Поразительно, что даже самое авторитетное искусствознание XX века[308] с поразительной и, видимо, инерционной настойчивостью продолжало утверждать, что поэтику этих портретов определяют влияния Мане и Веласкеса, восхитившего Сарджента во время его недавней поездки в Испанию. «Портрет доктора Поцци» (1881, Лос-Анджелес, Фонд Хаммера), возможно, и отмечен уроками Веласкеса и Мане, однако триумфальная салонная грандиозность (холст, как и в портрете госпожи Готро, — более двух метров высотой, фигура больше натуры), алый халат, в который герой задрапирован, как в кардинальскую мантию, яркость хорошо сгармонированных, но все же театрально-помпезных цветов заставляют вспомнить не столько живопись великих мастеров, сколько героев бульварных романов. Эта вещь — при всем таланте художника — в прямой оппозиции к портретам Мане с их благородной сдержанностью и ясной простотой.
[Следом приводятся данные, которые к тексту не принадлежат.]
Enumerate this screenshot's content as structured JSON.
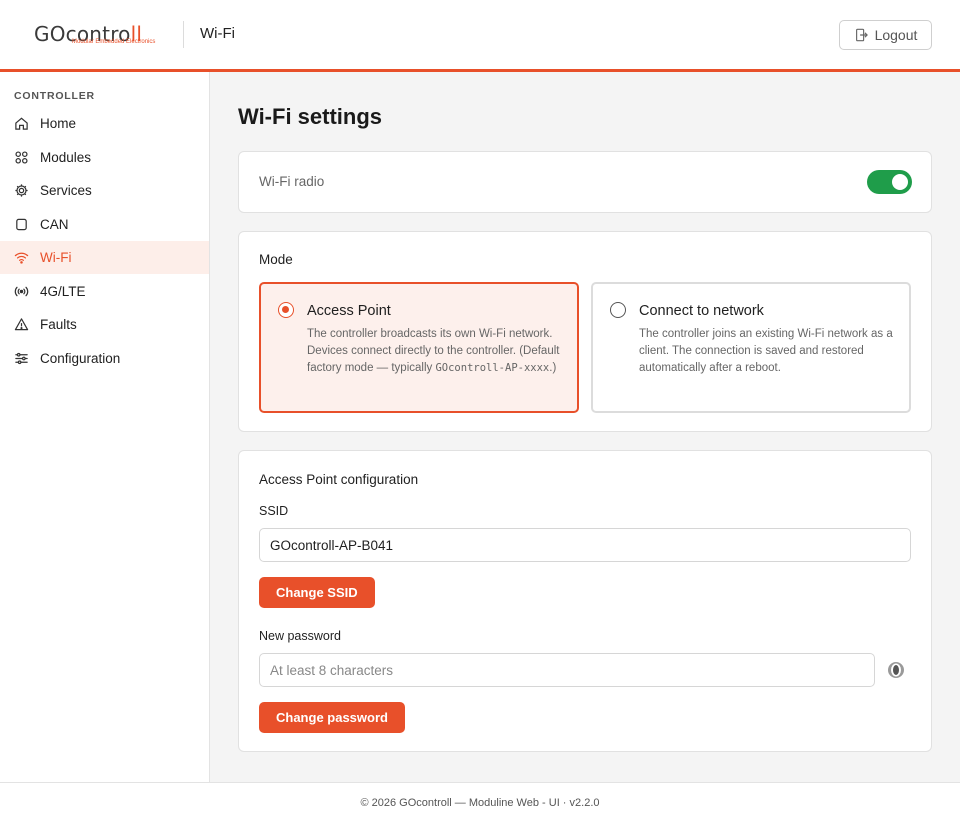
{
  "header": {
    "logo": {
      "prefix": "GO",
      "mid": "contro",
      "accent": "ll",
      "tagline": "Modular Embedded Electronics"
    },
    "title": "Wi-Fi",
    "logout_label": "Logout"
  },
  "sidebar": {
    "section": "CONTROLLER",
    "items": [
      {
        "label": "Home",
        "icon": "home-icon"
      },
      {
        "label": "Modules",
        "icon": "grid-icon"
      },
      {
        "label": "Services",
        "icon": "gear-icon"
      },
      {
        "label": "CAN",
        "icon": "chip-icon"
      },
      {
        "label": "Wi-Fi",
        "icon": "wifi-icon",
        "active": true
      },
      {
        "label": "4G/LTE",
        "icon": "signal-icon"
      },
      {
        "label": "Faults",
        "icon": "warning-icon"
      },
      {
        "label": "Configuration",
        "icon": "sliders-icon"
      }
    ]
  },
  "main": {
    "title": "Wi-Fi settings",
    "radio": {
      "label": "Wi-Fi radio",
      "enabled": true
    },
    "mode": {
      "title": "Mode",
      "selected": "Access Point",
      "options": [
        {
          "title": "Access Point",
          "desc": "The controller broadcasts its own Wi-Fi network. Devices connect directly to the controller. (Default factory mode — typically ",
          "desc_code": "GOcontroll-AP-xxxx",
          "desc_end": ".)"
        },
        {
          "title": "Connect to network",
          "desc": "The controller joins an existing Wi-Fi network as a client. The connection is saved and restored automatically after a reboot."
        }
      ]
    },
    "ap_config": {
      "title": "Access Point configuration",
      "ssid_label": "SSID",
      "ssid_value": "GOcontroll-AP-B041",
      "change_ssid": "Change SSID",
      "password_label": "New password",
      "password_placeholder": "At least 8 characters",
      "change_password": "Change password"
    }
  },
  "footer": {
    "text": "© 2026 GOcontroll — Moduline Web - UI · v2.2.0"
  },
  "colors": {
    "accent": "#e8502a",
    "toggle_on": "#1f9d4a",
    "active_bg": "#fdeee9"
  }
}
Видимо, работая над портретом Поцци, Сарджент познакомился с его прекрасной подругой, поскольку уже тогда хотел взяться за ее портрет. Он просил одного из друзей передать госпоже Готро, что он «человек невероятного (prodigious) таланта»[309]. Однако он начал портрет только в 1883 году, в Бретани. Там написал он и необычайно живой, можно даже сказать, вполне импрессионистический этюд «Госпожа Готро, провозглашающая тост» (1882–1883, Бостон, Музей Изабеллы Стюарт Гарднер), где видно, что художник озабочен в первую очередь художественным эффектом, а не красотой модели — она вовсе не выглядит привлекательной, но написана с редким артистизмом.
Джон Сарджент. Портрет госпожи Готро. 1883–1884
Сам же портрет, которому суждено было вызвать скандал и который не понравился заказчице, решительно далек от импрессионизма. В нем — парадоксальное сочетание парадного портрета в стиле учителя Сарджента — Каролюса-Дюрана (достаточно вспомнить портрет Н. М. Половцевой, 1876, Санкт-Петербург, ГЭ) и, как ни странно, прорыв в пространство того светского, почти уже декадентского портрета art nouveau, еще только зарождающегося стиля, который реализуется с полной отчетливостью в произведениях итальянца Джованни Больдини, несомненно испытывавшего влияние Сарджента[310]. Портрет госпожи Готро кажется по стилистике и персонажа, и самой живописи предтечей знаменитого «Портрета Монтескью» (1897, Париж, Музей Орсе) кисти Больдини. Нечто избыточно рафинированное, уайлдовское, прустовское[311] мерещится в обоих холстах с их пряным «живописным дендизмом», со странным ощущением смены эпох, нравственных и эстетических приоритетов.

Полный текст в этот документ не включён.